Metal isn’t coming back, but Apple swears it’s making its new phones “tougher” by saying that the current glass, Made by Corning, has a brand new “ceramic shield.”
And while “stronger” in the glass industry means “less brittle,” that strength often conflicts with “toughness,” a quality that makes glass more scratch resistant. We will have to see, but for now Apple says that it achieved a technology to have a harder glass, and that it does not scratch so much.
All very, very nice. Now, if we think about the context of the global economic crisis (yes, also in the United States) to which the pandemic subjected us and we decided to get more accessible models ($ 700 today is a good price for a late-model iPhone), why not we went back to fingerprint for unlocking? Why, Apple?

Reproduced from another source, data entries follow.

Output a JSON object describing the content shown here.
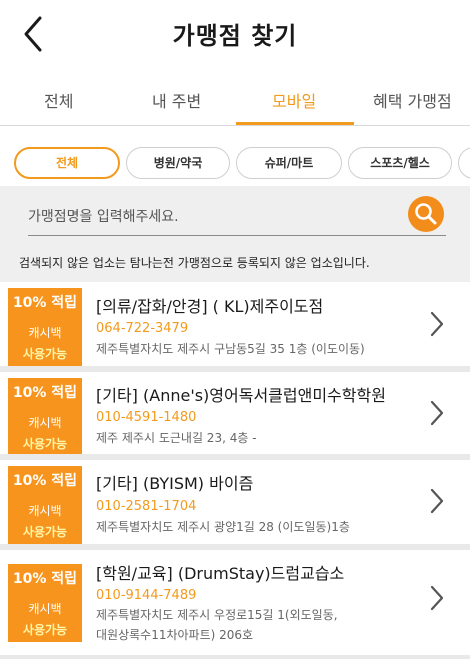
{
  "header": {
    "title": "가맹점 찾기",
    "back_icon": "chevron-left-icon"
  },
  "tabs": [
    {
      "label": "전체",
      "active": false
    },
    {
      "label": "내 주변",
      "active": false
    },
    {
      "label": "모바일",
      "active": true
    },
    {
      "label": "혜택 가맹점",
      "active": false
    }
  ],
  "categories": [
    {
      "label": "전체",
      "active": true
    },
    {
      "label": "병원/약국",
      "active": false
    },
    {
      "label": "슈퍼/마트",
      "active": false
    },
    {
      "label": "스포츠/헬스",
      "active": false
    }
  ],
  "search": {
    "placeholder": "가맹점명을 입력해주세요.",
    "icon": "search-icon"
  },
  "notice": "검색되지 않은 업소는 탐나는전 가맹점으로 등록되지 않은 업소입니다.",
  "stores": [
    {
      "badge_pct": "10% 적립",
      "badge_cash": "캐시백",
      "badge_use": "사용가능",
      "name": "[의류/잡화/안경] ( KL)제주이도점",
      "phone": "064-722-3479",
      "address": [
        "제주특별자치도 제주시 구남동5길 35 1층 (이도이동)"
      ]
    },
    {
      "badge_pct": "10% 적립",
      "badge_cash": "캐시백",
      "badge_use": "사용가능",
      "name": "[기타] (Anne's)영어독서클럽앤미수학학원",
      "phone": "010-4591-1480",
      "address": [
        "제주 제주시  도근내길 23, 4층 -"
      ]
    },
    {
      "badge_pct": "10% 적립",
      "badge_cash": "캐시백",
      "badge_use": "사용가능",
      "name": "[기타] (BYISM) 바이즘",
      "phone": "010-2581-1704",
      "address": [
        "제주특별자치도 제주시 광양1길 28 (이도일동)1층"
      ]
    },
    {
      "badge_pct": "10% 적립",
      "badge_cash": "캐시백",
      "badge_use": "사용가능",
      "name": "[학원/교육] (DrumStay)드럼교습소",
      "phone": "010-9144-7489",
      "address": [
        "제주특별자치도 제주시 우정로15길 1(외도일동,",
        "대원상록수11차아파트) 206호"
      ]
    }
  ],
  "colors": {
    "accent": "#f29a1c",
    "badge": "#f7941e",
    "badge_use_text": "#fff7a8"
  }
}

Apple switched to Face ID on new iPhones in 2017, ditching the Touch ID sensors that quickly and easily unlocked phones. The reason? I needed space to make bigger screens, and the home button with the sensors took up a lot.
Of course, Face ID today is a nuisance, since we are all wearing a chinstrap in public and every time we want to unlock the screen to check the supermarket list we must dial the blessed six-digit password. Of course there is a solution: disable unlocking with a password or Face ID, which is otherwise insecure.
The thing was not to eliminate the Face ID, but to add the possibility of the fingerprint reader. The curious thing, as the first one points out review of the new iPhone 12 published by Washington Post, is that Apple had a good idea on hand: fingerprint sensors on the side of the device instead of the screen.
But those sensors are only available on iPads, not iPhones. It’s a curious decision, considering that the Face ID problem is less important for iPads, which people tend to use more at home, when they are not wearing masks.
Anyway, details that escape even Tim Cook.